Back in Brazil a jovial customs officer stopped reading his newspaper for a few minutes to laugh a Miles. Deportation was clearly a hilarious business. Miles enquired after his chances re-admittance: the officer was noncommittal. This was the exit. Entry decisions were made in another shed. Go to Paraguay, come back later.

Back in Paraguay, Miles an officer took Miles’ passport and flicked through it menacingly. “Exit and Entry? Going back to Brazil?” Miles nodded and the officer quickly stamped his passport twice, one in and one out. “Fifty dollars.”

“Fifty dollars? Are you sure? There is no charge for a Paraguay visa!”

“Normally, no. But both visas together is fifty dollars.” Miles gaped as his passport was locked in a drawer and in super slo-mo found a fifty dollar bill in his pocket and handed it over. Miles purchased two litres of Jim Beam and returned to Brazil.
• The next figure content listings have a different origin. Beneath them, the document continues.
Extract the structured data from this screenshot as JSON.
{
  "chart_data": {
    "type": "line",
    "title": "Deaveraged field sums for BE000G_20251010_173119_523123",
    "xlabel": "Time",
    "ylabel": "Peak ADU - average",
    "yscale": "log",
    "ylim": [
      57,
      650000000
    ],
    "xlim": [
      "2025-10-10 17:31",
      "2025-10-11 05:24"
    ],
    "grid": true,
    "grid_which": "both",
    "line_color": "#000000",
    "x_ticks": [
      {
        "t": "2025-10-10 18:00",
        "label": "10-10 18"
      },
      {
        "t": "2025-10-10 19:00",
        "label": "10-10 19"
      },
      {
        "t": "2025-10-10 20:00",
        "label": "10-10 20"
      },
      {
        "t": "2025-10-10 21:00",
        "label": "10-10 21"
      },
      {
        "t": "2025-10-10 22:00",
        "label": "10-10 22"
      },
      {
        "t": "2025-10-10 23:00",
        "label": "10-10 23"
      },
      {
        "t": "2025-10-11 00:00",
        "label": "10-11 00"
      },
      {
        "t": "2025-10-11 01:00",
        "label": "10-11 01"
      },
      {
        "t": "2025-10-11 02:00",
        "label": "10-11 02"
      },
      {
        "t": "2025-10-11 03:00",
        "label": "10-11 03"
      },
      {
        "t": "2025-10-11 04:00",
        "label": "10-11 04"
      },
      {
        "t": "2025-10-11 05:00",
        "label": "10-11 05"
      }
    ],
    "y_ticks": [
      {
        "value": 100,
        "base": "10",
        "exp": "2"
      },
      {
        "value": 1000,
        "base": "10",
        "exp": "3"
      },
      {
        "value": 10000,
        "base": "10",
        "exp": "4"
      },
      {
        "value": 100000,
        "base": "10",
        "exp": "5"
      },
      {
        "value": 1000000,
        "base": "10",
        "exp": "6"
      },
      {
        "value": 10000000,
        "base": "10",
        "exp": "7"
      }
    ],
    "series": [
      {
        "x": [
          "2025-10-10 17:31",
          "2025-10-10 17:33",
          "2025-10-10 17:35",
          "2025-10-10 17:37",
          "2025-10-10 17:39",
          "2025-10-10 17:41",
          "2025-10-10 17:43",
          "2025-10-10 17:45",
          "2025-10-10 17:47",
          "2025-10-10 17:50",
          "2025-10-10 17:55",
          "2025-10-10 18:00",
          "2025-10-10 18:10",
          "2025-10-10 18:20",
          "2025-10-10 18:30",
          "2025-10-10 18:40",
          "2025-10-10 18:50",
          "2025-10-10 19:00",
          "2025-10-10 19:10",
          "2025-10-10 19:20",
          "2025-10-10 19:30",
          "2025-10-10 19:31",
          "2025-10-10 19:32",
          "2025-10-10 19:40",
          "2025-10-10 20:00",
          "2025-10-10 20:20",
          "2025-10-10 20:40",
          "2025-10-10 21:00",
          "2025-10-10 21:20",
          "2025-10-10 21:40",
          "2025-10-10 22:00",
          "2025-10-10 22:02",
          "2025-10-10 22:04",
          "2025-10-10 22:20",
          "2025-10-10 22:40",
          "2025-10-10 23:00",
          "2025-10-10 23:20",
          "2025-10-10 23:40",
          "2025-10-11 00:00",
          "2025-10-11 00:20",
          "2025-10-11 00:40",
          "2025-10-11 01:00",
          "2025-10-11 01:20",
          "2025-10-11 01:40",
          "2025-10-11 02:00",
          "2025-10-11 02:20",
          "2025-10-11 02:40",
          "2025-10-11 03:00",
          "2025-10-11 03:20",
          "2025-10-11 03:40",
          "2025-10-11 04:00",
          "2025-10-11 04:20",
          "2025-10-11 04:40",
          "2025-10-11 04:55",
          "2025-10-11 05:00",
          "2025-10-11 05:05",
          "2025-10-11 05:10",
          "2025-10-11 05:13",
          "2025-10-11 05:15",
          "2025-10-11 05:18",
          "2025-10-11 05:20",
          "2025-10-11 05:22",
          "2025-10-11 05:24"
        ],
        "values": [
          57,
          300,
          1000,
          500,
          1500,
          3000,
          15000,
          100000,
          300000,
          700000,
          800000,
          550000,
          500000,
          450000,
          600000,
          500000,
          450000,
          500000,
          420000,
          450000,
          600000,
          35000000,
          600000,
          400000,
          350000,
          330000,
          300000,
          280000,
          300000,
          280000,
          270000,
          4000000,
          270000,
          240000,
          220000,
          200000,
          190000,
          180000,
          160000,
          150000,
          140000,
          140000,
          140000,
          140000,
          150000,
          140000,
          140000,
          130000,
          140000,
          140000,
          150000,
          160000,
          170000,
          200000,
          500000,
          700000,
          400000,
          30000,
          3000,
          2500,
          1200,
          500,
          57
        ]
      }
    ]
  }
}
In the customs shed, two officers were dancing to a Carnaval song while another with his feet on the counter bounced a small ball off the wall and caught it again. “I hope you’re not from Holland,” shouted the ball bouncer. “Yeah,” shouted one of the dancers. “No Hollandish guys coming to Brazil today!” Brazil would play Holland in the quarter finals of the World Cup the next day.

“Scottish,” said Miles proffering his passport. A sambaing officer plucked the document from between Miles’s finger and danced over to a small table where he opened it at random and stamped it without examining it in any way.

“Welcome to Brazil. Have a nice day.”

Twenty minutes later, Miles attempted to buy a bus ticket to Salvador, fifty six hours away and found all four of the pockets in his two pairs of shorts empty. He was penniless.